2009年12月18日金曜日

「組織が主語になる言葉」

これは、いつも読ませていただいている“Nakahara-lab.net 中原研究室 大人の学びを科学する”のブログ・タイトル。冒頭こういう出だしです。
http://www.nakahara-lab.net/blog/2009/12/post_1621.html


“先日、Learning barで金井壽宏先生がおっしゃっていた言葉で、非常に印象的なものがあった。  それは、 「組織が主語になる言葉は、怪しい」  ということである。”

そう、まさにこれは多くの企業の方々と接していて思うこと。企業もしくは職場の健全度というのは、そこで会話されているコトバでもって、ある程度判断できます。

今、財政的な危機に陥ったある教育機関のコンサルティングを学業の傍らで行っているのですが、まさに「組織が主語になっていたこと」が大きな根本原因だったのです。その教育機関のキーパーソンを集めて、ワークショップを開催したとき、冒頭で議論が膠着して、進まない。議論が進まない。自分たち探しをし始めたのです。

"そもそも私たちのミッションは何なの?ミッションをきちんと定義しないと、だめよ"
"チャリティ組織とは、こうこうしかじか、あるべき"
"今のこの組織は、そうなっていないから問題なのよ"
"この組織はチャリティ組織なのだから、利益を考えてはいけない"
"でも、今はお金がないのだから、利益を出さないといけない"
"創業者との関係をきちんと決めない限り、前に進めない"


この手の議論が始まると、絶対にといっていいほど、議論は収斂しません。なぜか?それは、どの議論の断片もそれなりに一理があるからです。みな、それぞれのバックグラウンドから合理的に正しいと思うコトを主張していくわけですから。

このような場合、全ての関係者が納得し、議論を導いてくれるガイドが必要です。では、どのようなガイドが必要でしょうか?

今回のケースでは、議論がきわめて内側に志向してしまっているので、それを外部から客観的に評価する必要があります。私がこのとき話したのは、「顧客」この一点のみです。

"みんなは、この組織のことばかり話しているけれど、生徒はどう思っているんでしょう?"

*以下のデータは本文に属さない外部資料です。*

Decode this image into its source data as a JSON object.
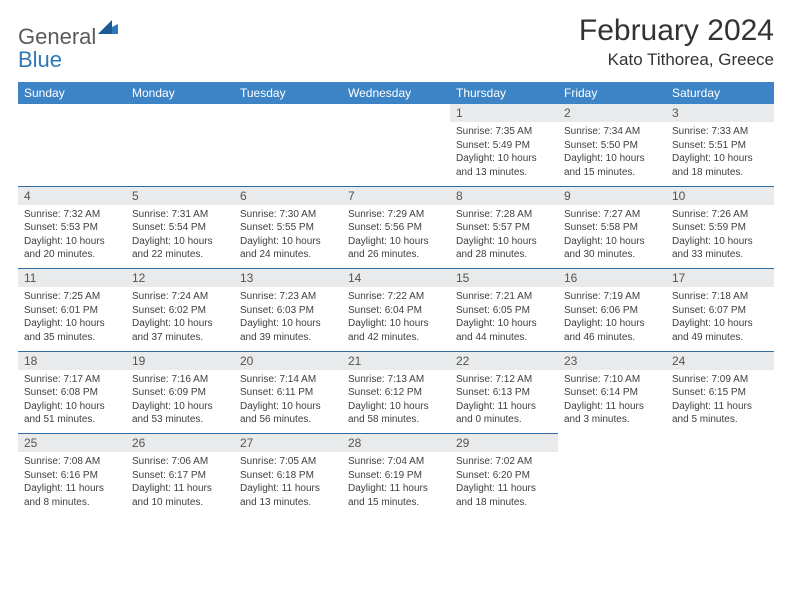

"400人の生徒のうち、100人がこの1年間で去ったのは、本当に金銭的な理由だけでしょうか?彼らは、何を思い、何を感じているのか、何に不満をもっているのか、そして彼らがこの組織に何を期待しているのか、みなさん答えられるでしょうか?"

"私たちは、まず、生徒さんの悩みに思いを馳せ、それをくみ取り、そしてその次に、この組織が彼らに何をサーブできるのかを考える必要があるのではないでしょうか。ですから、ミッションやチャリティや各種の施策はおいておいて、生徒のニーズ、思い、悩みから議論しませんか。"


だれもが顧客が大切だと思っています。しかし、議論の渦中に入ってしまうと、それが見えなくなる。そして、いつの間にか組織が主語になっていく。そのときに、この顧客の視点を一気に導入すると、いつだってきわめてパワフル。具体的な顧客の悩みと切り出すと、そこには誰もが逆らえない崇高感があるのです。組織が主語になっている場合は、顧客視点をガツンと議論の中に投げ込んであげると効果的です。ここさえきちんと押さえられれば、いわゆる通常のマーケティングのプロセスにのせてあげることができるからです。